Human behavior is highly complex and dependent on the interplay of various intrinsic and extrinsic variables making its study extremely challenging. In the era of big data, exponential growth of data across multiple domains has provided a unique opportunity for us to study human behavior, actions and relationships at scale by combining data from diverse sources.
This dissertation is guided by the following principles: 1) leveraging rich situational and interaction context 2) fusing information from heterogeneous data sources using efficient and effective computational models and 3) studying human behavior across multiple application domains to draw actionable insights to address real world challenges. To that end, the goal of this dissertation is to design data driven, context aware and user centered computational models that help us to understand, analyze, model and infer a range of individual and collective human behavior aspects from preference to engagement; from personality traits to political behaviors; from public opinion to relationship formation.
We primarily study three aspect of human behavior: 1) preference, engagement and recommendation 2) personal traits, sentiment and opinions and 3) opinion and network evolution.
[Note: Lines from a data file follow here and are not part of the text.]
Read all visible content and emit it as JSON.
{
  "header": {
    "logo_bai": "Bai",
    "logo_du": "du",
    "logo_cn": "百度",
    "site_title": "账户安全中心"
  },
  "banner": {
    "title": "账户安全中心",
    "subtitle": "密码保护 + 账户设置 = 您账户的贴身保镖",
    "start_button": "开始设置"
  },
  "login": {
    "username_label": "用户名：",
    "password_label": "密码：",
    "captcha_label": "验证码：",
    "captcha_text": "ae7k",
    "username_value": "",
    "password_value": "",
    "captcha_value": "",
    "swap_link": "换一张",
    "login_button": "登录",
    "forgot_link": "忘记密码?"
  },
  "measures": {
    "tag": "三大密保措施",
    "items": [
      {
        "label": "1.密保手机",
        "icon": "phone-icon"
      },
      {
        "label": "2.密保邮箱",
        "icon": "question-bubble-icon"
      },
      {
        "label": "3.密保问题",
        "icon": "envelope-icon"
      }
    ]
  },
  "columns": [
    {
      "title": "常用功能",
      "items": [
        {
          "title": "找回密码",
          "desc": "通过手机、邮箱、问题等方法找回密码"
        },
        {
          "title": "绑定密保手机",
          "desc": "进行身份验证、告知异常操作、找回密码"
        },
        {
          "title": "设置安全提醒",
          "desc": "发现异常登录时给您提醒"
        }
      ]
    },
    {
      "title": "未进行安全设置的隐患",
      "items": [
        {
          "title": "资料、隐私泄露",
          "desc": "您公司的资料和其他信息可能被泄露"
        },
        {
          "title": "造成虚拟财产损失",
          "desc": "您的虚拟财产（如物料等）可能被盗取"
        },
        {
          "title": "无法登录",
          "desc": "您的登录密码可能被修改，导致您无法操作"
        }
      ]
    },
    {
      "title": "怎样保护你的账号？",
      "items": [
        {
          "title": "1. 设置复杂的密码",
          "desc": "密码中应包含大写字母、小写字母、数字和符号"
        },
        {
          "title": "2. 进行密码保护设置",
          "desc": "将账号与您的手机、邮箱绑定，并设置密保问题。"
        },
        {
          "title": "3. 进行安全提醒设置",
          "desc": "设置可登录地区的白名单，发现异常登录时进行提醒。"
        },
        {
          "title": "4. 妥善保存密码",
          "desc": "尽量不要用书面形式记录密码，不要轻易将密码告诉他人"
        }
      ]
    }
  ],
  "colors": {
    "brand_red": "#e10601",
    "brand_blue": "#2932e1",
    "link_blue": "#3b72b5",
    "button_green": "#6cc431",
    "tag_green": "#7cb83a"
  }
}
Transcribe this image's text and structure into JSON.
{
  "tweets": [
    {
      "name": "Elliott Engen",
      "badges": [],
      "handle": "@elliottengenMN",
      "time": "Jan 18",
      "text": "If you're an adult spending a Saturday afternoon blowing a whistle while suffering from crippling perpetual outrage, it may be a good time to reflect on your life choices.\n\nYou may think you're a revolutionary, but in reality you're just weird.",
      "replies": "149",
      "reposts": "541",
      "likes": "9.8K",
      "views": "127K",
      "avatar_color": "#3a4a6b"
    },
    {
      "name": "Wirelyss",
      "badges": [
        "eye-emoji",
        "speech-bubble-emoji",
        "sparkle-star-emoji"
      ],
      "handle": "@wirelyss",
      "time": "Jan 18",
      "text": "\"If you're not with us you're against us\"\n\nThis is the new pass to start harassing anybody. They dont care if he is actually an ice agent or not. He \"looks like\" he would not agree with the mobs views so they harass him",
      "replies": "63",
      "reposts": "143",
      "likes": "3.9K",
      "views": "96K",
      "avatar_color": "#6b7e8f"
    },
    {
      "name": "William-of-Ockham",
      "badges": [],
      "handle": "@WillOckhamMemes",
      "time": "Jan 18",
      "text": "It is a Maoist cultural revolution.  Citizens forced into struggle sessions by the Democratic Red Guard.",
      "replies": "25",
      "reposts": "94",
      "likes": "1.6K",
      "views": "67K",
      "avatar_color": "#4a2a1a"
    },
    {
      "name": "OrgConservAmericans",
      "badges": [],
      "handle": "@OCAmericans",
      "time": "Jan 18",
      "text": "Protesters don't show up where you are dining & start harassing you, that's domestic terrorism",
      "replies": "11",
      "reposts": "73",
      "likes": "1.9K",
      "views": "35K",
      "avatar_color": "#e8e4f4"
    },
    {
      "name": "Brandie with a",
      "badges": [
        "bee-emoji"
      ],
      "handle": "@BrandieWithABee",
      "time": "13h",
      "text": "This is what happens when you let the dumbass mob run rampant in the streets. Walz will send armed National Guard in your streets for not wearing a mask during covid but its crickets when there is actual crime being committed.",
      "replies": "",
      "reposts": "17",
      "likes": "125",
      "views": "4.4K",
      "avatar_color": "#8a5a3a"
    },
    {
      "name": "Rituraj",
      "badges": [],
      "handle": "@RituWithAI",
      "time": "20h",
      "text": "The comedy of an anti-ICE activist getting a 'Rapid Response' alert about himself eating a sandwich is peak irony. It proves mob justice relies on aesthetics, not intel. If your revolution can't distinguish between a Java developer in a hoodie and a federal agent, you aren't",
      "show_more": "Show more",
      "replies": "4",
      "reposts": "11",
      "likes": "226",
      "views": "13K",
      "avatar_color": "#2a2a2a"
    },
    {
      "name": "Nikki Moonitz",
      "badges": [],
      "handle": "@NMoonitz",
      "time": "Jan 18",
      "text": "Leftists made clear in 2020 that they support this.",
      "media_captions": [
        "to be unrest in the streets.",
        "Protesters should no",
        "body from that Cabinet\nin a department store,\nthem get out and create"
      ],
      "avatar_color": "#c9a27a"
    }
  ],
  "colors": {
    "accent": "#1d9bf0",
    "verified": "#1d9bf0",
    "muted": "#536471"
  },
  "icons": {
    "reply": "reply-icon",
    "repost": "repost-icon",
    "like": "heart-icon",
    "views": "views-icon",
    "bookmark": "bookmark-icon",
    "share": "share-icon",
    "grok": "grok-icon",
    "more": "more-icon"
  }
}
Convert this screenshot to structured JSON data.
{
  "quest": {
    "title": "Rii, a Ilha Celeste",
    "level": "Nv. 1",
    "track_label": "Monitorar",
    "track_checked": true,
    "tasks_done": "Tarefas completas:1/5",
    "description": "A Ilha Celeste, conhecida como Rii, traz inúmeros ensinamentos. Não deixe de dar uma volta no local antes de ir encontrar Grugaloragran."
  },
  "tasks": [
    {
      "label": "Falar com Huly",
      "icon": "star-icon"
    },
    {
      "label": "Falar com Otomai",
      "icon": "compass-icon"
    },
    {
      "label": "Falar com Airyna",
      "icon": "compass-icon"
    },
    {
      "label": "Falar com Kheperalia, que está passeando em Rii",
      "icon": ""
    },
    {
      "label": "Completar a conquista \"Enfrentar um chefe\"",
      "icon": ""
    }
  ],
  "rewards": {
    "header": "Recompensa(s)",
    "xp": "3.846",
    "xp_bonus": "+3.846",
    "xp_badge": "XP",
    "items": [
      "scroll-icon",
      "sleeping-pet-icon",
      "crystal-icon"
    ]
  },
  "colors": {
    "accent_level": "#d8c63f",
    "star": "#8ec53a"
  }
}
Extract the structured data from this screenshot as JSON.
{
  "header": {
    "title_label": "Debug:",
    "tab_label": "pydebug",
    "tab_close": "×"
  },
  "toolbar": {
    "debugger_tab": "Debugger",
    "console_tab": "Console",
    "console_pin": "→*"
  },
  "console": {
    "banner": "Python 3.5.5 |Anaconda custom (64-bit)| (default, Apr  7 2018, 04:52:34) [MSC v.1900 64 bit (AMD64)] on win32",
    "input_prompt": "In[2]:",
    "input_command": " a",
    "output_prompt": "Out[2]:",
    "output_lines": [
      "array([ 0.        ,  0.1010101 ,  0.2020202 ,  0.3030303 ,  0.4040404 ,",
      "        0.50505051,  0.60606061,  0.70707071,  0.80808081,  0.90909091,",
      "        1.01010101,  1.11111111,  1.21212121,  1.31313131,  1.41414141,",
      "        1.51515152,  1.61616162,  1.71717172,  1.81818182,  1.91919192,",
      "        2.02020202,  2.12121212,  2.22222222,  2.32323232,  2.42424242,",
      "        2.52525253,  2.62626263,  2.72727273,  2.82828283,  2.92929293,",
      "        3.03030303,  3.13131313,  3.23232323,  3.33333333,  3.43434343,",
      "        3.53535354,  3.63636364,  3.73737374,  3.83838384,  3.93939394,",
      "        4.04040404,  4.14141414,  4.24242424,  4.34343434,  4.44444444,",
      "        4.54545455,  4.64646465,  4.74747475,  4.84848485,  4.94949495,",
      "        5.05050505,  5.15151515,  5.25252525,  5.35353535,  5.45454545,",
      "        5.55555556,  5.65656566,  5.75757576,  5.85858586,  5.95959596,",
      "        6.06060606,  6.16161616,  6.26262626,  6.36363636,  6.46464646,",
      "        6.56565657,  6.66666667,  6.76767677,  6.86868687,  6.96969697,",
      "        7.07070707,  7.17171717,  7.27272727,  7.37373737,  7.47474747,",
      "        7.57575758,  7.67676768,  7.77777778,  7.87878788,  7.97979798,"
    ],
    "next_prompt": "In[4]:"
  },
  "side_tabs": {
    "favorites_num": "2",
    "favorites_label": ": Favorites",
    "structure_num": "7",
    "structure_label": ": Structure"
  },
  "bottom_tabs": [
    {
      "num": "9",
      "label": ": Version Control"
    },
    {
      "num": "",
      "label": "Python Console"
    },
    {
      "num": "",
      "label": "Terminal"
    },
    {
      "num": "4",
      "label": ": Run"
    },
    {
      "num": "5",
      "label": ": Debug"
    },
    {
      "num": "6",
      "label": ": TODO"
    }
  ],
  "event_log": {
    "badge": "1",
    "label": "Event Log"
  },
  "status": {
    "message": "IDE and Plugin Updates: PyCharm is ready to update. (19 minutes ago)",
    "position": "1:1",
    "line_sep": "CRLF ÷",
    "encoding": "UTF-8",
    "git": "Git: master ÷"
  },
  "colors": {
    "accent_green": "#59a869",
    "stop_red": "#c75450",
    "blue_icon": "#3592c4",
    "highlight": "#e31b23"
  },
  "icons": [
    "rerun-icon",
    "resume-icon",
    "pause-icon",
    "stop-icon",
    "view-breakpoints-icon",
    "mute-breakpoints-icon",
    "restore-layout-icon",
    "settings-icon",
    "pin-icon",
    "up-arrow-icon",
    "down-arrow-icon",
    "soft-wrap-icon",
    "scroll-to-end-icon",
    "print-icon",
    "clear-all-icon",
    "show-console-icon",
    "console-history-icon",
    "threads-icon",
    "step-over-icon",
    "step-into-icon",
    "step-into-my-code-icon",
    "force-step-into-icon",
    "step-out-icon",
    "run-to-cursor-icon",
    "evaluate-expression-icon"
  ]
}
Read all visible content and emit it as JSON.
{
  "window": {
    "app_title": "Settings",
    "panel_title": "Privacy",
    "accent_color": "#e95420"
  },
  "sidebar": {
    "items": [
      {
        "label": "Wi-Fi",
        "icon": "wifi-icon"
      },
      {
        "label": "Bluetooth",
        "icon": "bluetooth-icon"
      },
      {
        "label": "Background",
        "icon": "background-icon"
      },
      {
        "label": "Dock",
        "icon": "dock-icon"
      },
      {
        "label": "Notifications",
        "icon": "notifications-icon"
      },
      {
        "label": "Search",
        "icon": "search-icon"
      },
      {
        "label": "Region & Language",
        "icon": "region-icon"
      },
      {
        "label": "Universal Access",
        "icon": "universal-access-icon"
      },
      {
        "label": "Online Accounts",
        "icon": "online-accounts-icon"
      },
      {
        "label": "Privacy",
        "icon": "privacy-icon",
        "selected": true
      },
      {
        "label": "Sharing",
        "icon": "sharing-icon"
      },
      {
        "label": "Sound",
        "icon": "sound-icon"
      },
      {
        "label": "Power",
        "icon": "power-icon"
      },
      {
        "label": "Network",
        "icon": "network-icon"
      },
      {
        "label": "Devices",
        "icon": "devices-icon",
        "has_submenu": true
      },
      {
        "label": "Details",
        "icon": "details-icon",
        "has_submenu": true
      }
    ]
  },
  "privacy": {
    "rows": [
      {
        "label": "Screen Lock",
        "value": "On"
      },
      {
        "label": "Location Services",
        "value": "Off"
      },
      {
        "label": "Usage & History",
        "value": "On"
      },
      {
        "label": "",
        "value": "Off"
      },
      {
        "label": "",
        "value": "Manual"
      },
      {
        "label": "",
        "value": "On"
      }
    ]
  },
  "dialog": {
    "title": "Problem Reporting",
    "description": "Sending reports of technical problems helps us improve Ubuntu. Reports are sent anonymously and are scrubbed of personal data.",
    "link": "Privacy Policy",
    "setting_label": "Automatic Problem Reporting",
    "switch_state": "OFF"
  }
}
In particular, we ask the following questions: How do personal factors such as age, gender and location impact content preference, engagement and consumption? How personal attributes, physical and social context guide individuals to navigate information, select friends, and grow their social networks? How do individuals express themselves? How do opinions evolve over time? How are friendships formed? By answering such questions, this dissertation aims to move one step closer to understanding human behavior.